Question: Do you think that the bills that I mention add to my claim or would you recommend that I try different legislation?

 



5 Comments

  • Dear Michaela, I think I may be able to particularly help you because I have been studying these two bills for the last couple months and am writing my final paper on them. What I would first ask is what your claim is. Are you saying that in both HarlemRen and CelticRev there are overlooked voices as a direct result of the failed bills? What are these voices? Could there not be other reasons why they aren’t being heard? I think you’re good with analyzing the Home Rule bill as long as you specify which iteration. As for the Dyer bill, how does anti-lynching specifically tie into your argument? Weren’t freedoms of speech and segregation also huge problems for African Americans? Bringing legislation into your anthology is a good idea because it adds historical context (I’m doing it myself); however, I would just ask you to solidify your claim, and then ask what your claim represents. Do the laws work against this claim and why, and how is this relevant to the literature?

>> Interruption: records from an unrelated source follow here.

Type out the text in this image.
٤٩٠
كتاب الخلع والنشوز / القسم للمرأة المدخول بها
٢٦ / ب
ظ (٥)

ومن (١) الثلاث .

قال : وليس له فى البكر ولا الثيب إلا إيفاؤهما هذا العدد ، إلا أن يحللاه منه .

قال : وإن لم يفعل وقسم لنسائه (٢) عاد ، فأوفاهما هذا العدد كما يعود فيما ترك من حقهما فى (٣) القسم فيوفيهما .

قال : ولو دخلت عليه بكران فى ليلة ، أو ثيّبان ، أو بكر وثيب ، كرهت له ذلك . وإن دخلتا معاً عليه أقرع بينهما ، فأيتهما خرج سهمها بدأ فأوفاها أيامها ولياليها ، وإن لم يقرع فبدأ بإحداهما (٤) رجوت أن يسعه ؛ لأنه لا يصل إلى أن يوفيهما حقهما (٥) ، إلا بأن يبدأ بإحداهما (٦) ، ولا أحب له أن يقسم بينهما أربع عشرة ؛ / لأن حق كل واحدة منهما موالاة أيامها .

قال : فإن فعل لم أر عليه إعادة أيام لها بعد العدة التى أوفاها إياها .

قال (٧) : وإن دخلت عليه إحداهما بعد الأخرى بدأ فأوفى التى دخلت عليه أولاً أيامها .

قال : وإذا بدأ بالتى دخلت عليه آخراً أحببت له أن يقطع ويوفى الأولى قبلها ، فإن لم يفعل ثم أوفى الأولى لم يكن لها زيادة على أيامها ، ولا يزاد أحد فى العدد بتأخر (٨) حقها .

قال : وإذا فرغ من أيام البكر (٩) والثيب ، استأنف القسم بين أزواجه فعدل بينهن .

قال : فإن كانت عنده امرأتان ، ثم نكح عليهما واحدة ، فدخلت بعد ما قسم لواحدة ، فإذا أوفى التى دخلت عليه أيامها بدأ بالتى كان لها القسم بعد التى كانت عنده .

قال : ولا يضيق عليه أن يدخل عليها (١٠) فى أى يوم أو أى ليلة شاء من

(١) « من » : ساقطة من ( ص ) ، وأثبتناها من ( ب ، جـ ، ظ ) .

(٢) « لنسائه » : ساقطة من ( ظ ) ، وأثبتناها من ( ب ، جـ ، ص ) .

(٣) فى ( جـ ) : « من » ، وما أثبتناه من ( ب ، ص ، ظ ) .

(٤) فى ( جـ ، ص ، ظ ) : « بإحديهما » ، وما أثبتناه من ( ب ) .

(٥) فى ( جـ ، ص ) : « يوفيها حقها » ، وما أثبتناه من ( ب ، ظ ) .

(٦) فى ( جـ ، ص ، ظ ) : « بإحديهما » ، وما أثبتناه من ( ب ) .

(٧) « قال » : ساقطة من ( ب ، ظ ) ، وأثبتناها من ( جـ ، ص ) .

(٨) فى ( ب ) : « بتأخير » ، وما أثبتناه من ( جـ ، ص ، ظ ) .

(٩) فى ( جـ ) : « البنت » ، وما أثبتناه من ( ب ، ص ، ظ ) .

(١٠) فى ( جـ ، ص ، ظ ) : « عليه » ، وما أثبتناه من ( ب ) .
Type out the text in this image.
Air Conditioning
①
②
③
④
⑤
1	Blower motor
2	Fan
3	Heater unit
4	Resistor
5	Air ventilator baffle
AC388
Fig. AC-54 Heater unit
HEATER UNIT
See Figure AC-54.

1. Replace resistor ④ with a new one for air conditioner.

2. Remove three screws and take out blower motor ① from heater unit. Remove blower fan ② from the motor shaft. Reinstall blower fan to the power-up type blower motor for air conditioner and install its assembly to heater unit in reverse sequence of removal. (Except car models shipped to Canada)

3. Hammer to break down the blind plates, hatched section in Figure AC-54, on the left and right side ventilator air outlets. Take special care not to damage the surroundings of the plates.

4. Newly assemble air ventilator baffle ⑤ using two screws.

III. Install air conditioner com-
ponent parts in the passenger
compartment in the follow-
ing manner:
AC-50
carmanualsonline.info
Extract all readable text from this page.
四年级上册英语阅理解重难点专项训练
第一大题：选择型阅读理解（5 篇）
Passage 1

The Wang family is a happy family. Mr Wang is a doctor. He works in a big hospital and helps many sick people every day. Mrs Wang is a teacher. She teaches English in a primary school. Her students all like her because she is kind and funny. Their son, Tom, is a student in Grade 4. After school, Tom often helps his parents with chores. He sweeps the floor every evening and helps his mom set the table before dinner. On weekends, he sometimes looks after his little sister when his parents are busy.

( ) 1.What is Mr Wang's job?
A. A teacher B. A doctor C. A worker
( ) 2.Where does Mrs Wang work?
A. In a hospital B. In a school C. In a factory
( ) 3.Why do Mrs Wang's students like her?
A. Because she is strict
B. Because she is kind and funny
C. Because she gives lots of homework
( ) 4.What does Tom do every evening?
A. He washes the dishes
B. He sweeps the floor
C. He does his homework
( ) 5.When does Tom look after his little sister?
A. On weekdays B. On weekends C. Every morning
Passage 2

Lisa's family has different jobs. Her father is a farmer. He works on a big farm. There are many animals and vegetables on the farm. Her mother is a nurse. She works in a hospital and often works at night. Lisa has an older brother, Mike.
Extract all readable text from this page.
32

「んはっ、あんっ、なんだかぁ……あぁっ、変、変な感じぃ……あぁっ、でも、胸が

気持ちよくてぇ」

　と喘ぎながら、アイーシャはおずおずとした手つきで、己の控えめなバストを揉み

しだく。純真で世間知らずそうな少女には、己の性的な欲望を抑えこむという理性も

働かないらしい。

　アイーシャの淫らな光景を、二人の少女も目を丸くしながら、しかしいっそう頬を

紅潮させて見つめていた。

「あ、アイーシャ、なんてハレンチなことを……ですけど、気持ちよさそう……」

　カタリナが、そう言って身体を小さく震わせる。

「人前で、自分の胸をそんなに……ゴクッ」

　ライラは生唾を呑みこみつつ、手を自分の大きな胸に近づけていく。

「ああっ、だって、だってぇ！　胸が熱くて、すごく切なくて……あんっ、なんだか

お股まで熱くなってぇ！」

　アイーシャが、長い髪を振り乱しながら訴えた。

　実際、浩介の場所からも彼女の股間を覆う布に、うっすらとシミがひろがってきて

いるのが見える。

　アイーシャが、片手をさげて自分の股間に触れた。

  • I really like how you open your anthology – I am very intrigued. I think you are looking at these two movements from a unique perspective from both a political and literary lens. It might be helpful to be more specific as to what exactly was stated in both bills so that readers are fully aware of the shortcomings of each before they begin reading the anthology. Overall sounds great!

  • Michaela,
    I really like this idea for your final anthology! I think it would be really cool to look at these two rules and see how they effected the Celtic Revival and the Harlem Rennaisance. To follow up with Peters point, make sure to explain specifically how both of these bills had an effect on the specific movement and what about them was so important. Good luck!

  • Michaela,
    I think the primary thing you should focus on, if you choose to use these two bills (and I don’t think there’s any glaring reason you shouldn’t) is that one bill is primarily concerned with the curbing of racial violence, while the other is about self-government. How prominent are these two issues in the respective literatures? Knowing you and your affection for legal studies, I think that your topic is more worth keeping than your precise thesis, but I think with some tweaking and attention to the specific overarching interests of your primary texts, you can very much construct an argument to demonstrate the concerns of the underrepresented (although, I think that attempting to demonstrate absence of voices through literature is problematizing, as it indicates a need for a double negative. The absence must be present in the literature as well, otherwise its presence indicates the presence of those voices of the time. Feel free to contact me if that didn’t make sense!)

  •   Professor Seiler
    December 8th, 2017 at 5:29 pm

    Michaela–The change to education is in effect, yes?